There has been so much published and spoken about in doctors’ offices about heart health, and I often see and hear patient’s misinformed and confused about how to best address optimum heart health.
Assaying and tracking Lp(a) and/or LDL-P are much more valuable in evaluating CAD and stroke risk, especially when taken in conjunction with other assays such as inflammatory markers, but the current “Standard of Care” has yet to latch on to the most recent research regarding cardiovascular disease. Combined with an EKG, resting and/or with exercise stress, and an echocardiogram, resting and/or with exercise stress, we have more information to evaluate risk. While these assays are much better markers for consideration, and the EKG and Echocardiogram as well as one’s own and family history provide more insight, we are still making an educated guess as to whether plaque is indeed extant.
One additional measure is to use a non-invasive technique that use ultrasound to visualize the carotid (neck) arteries, because there is a 95% correlation between what is found in these arteries and what is found in the coronary (heart) arteries.
The “Gold Standard” for evaluating CAD is through imaging of the heart via Computed Tomography (CT) to obtain an angiogram. This gives us a complete extremely detailed, three-dimensional image of the heart and coronary arteries that allows us to determine the extent (if any) of plaque formation as well as type (calcified, fibrous, or soft). Until fairly recently (and still today in most practices), this CT – Angiogram (CTA) was reserved for patients that appeared to have the most risk of developing CAD, mainly over fear that the irradiation involved with the imaging had to be justified by the need to better quantify the CAD risk.

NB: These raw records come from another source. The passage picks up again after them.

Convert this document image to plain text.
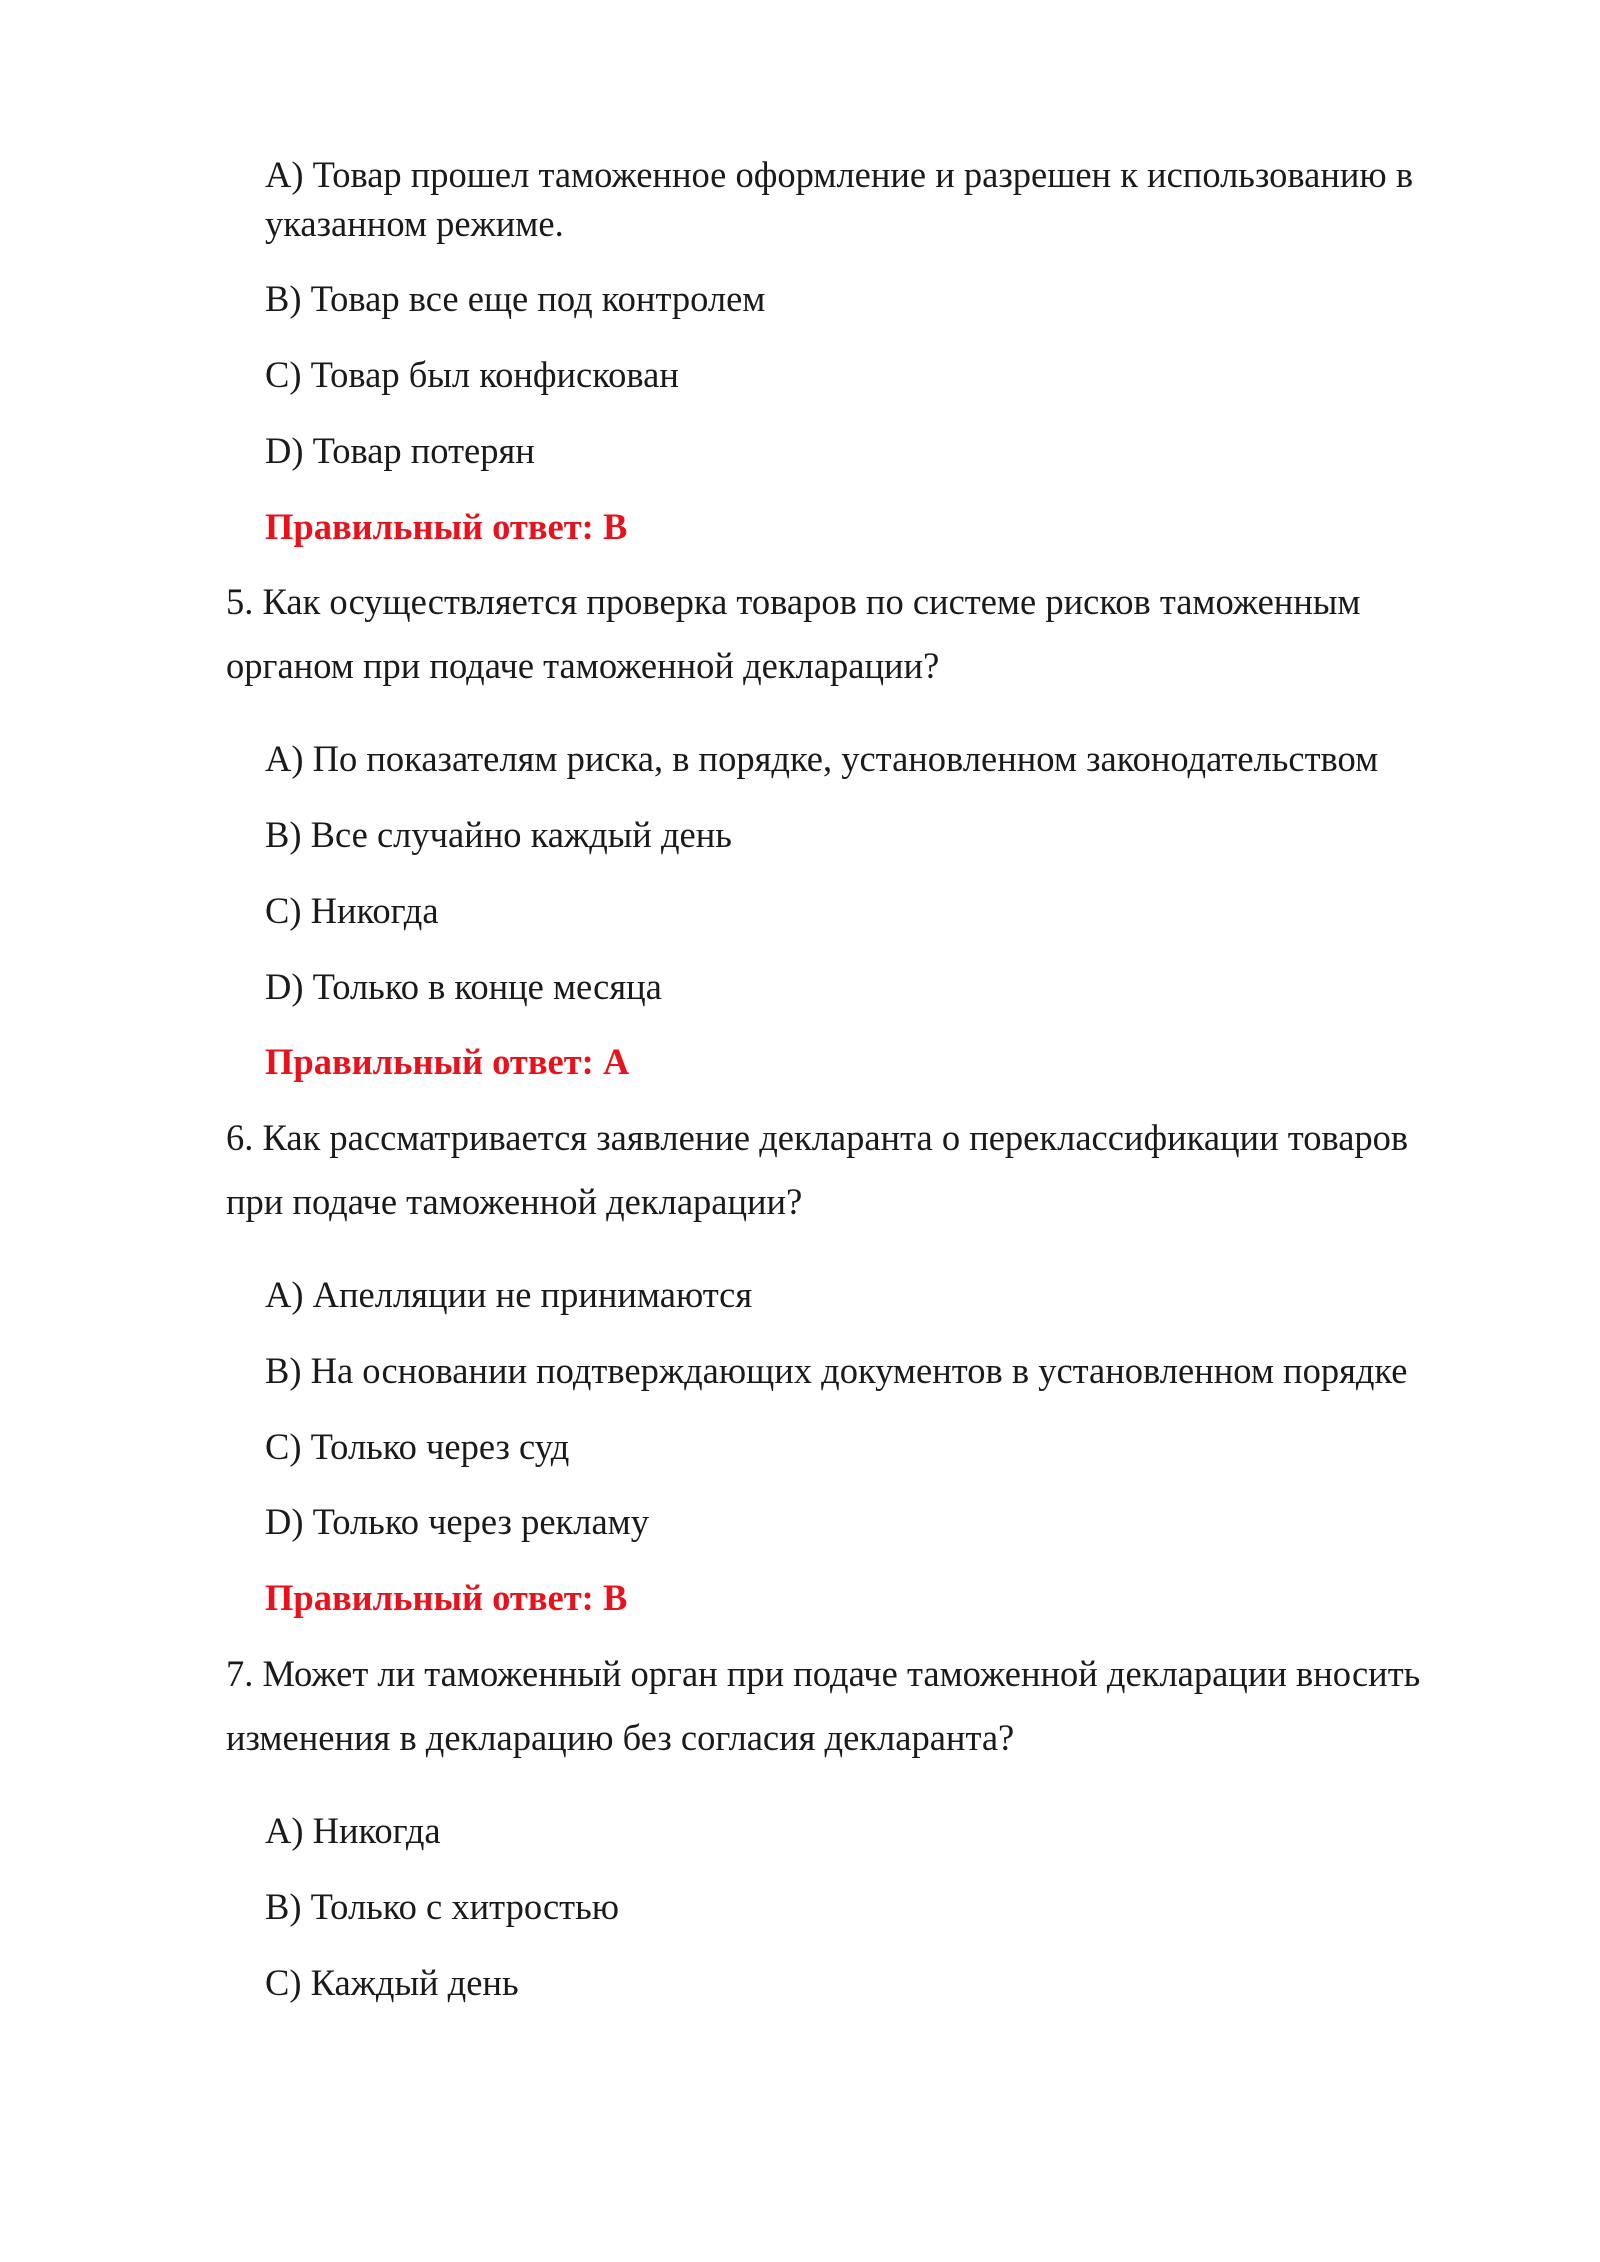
A) Товар прошел таможенное оформление и разрешен к использованию в
указанном режиме.
B) Товар все еще под контролем
C) Товар был конфискован
D) Товар потерян
Правильный ответ: B
5. Как осуществляется проверка товаров по системе рисков таможенным
органом при подаче таможенной декларации?
A) По показателям риска, в порядке, установленном законодательством
B) Все случайно каждый день
C) Никогда
D) Только в конце месяца
Правильный ответ: A
6. Как рассматривается заявление декларанта о переклассификации товаров
при подаче таможенной декларации?
A) Апелляции не принимаются
B) На основании подтверждающих документов в установленном порядке
C) Только через суд
D) Только через рекламу
Правильный ответ: B
7. Может ли таможенный орган при подаче таможенной декларации вносить
изменения в декларацию без согласия декларанта?
A) Никогда
B) Только с хитростью
C) Каждый день
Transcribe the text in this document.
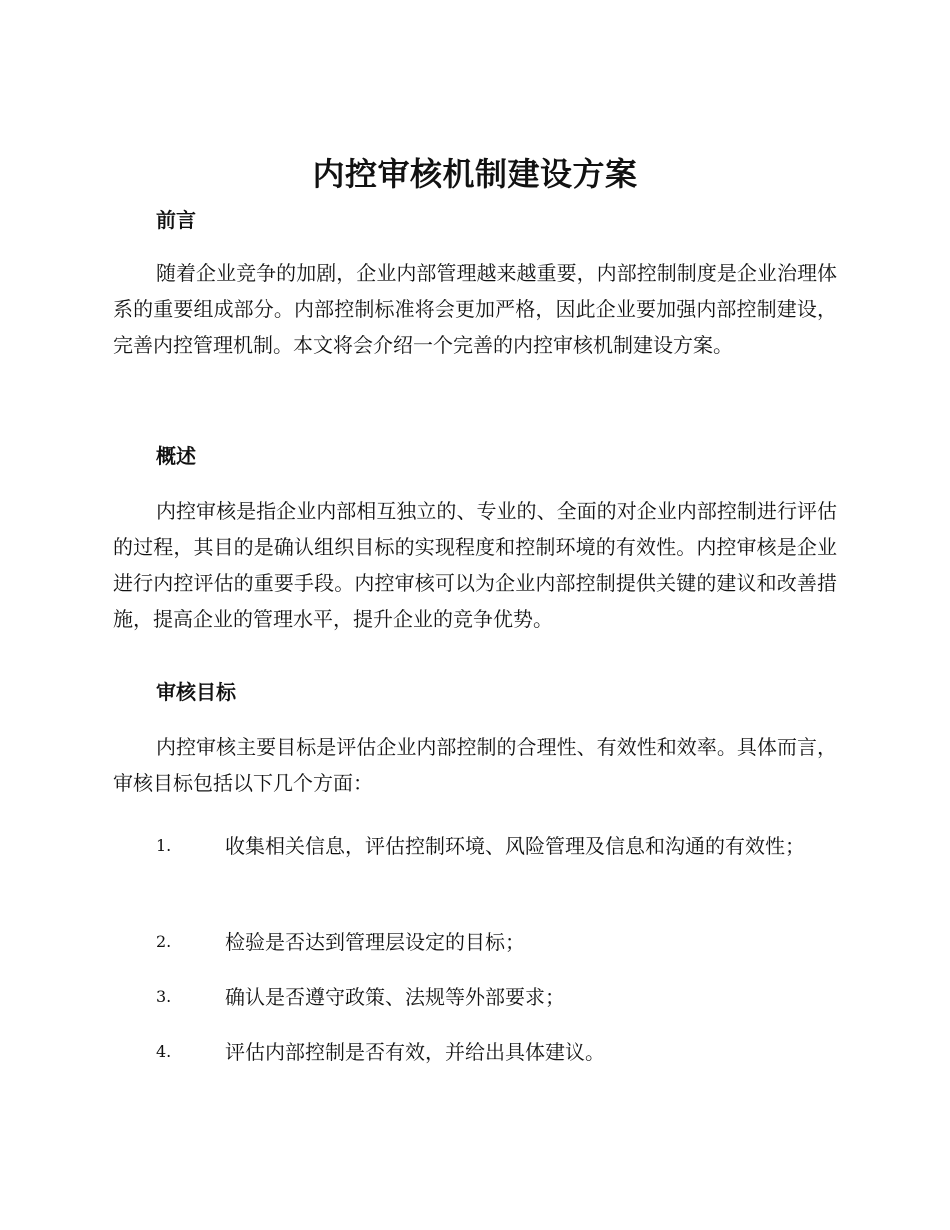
内控审核机制建设方案
前言

随着企业竞争的加剧，企业内部管理越来越重要，内部控制制度是企业治理体系的重要组成部分。内部控制标准将会更加严格，因此企业要加强内部控制建设，完善内控管理机制。本文将会介绍一个完善的内控审核机制建设方案。

概述

内控审核是指企业内部相互独立的、专业的、全面的对企业内部控制进行评估的过程，其目的是确认组织目标的实现程度和控制环境的有效性。内控审核是企业进行内控评估的重要手段。内控审核可以为企业内部控制提供关键的建议和改善措施，提高企业的管理水平，提升企业的竞争优势。

审核目标

内控审核主要目标是评估企业内部控制的合理性、有效性和效率。具体而言，审核目标包括以下几个方面：

1.	收集相关信息，评估控制环境、风险管理及信息和沟通的有效性；
2.	检验是否达到管理层设定的目标；
3.	确认是否遵守政策、法规等外部要求；
4.	评估内部控制是否有效，并给出具体建议。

However, as with the technological improvements with x-ray technology in other areas like dentistry, eg, that limit exposure to irradiation to the point where x-rays are used much more ubiquitously, CTA’s for the average adult only expose one to about 5 millisieverts of irradiation. To put that into perspective, we (here in Los Angeles at sea level) receive about 3.5 millisieverts of irradiation annually just for living here. And, the recommended maximum exposure PER YEAR is 50 millisieverts. A good deal, especially if you consider that in evaluations of higher risk patients, the protocol might typically include a perfusion study with nuclear tagged dye or obtaining a “Calcium Score” (aka Coronary Artery Calcium or CAC score) which entail similar or more irradiation.
As with all medical decisions, the individual’s risk factors as well as preferences should be taken into account in evaluating CAD and stroke risk. Risk factors include both the good and bad contributions that include not only age, blood assays, and family and personal history, but lifestyle and habits. Preferences include one’s mental as well as physical health, goals, and finances.
The “bottom line” is that current knowledge regarding measurement of risk for CAD is not pervasively distributed in clinical practice yet. Direct (as opposed to calculated) measures of assays that include more relevant markers of CAD risk should be made part of a standard panel of laboratory assays for CAD. If warranted, further evaluation beyond lab assays should start with a “Bilateral Carotid Doppler Ultrasound” – a non-invasive imaging of the arteries in the neck and strongly correlated with the coronary arteries that is quick and does not involve irradiation.
If plaque or flow disruption is thus visualized, then moving the gold standard, CTA, is the most efficient and effective means for evaluating CAD. Note that I am not advocating eschewing the use of EKG’s or echocardiograms for evaluation of heart health, BUT, neither of these measures rules out CAD. Ie, these measures may detect an abnormality, but typically only in an advanced stage, and, even in advanced stages may not provide evidence of CAD.
NB: There is no doubt in the medical community that statins can be used to slow, stop or even reverse coronary artery disease. I borrow from my friend and cardiologist colleague, Dr. Peter Pelikan who joked with me that “the web page that states that statins don’t work for CAD are right next to the web pages that say no Jews were killed by Nazis in WWII or that we haven’t landed on the moon.” But, would you necessarily give antibiotics to one who didn’t have an infection just because they were surrounded by bacteria? My answer is NO. Especially when we have identified side effects to them, and, in the case of lowering LDL cholesterol, why should we necessarily do so if we don’t have evidence of extant CAD, and we are not convinced that doing so will PREVENT formation of plaque.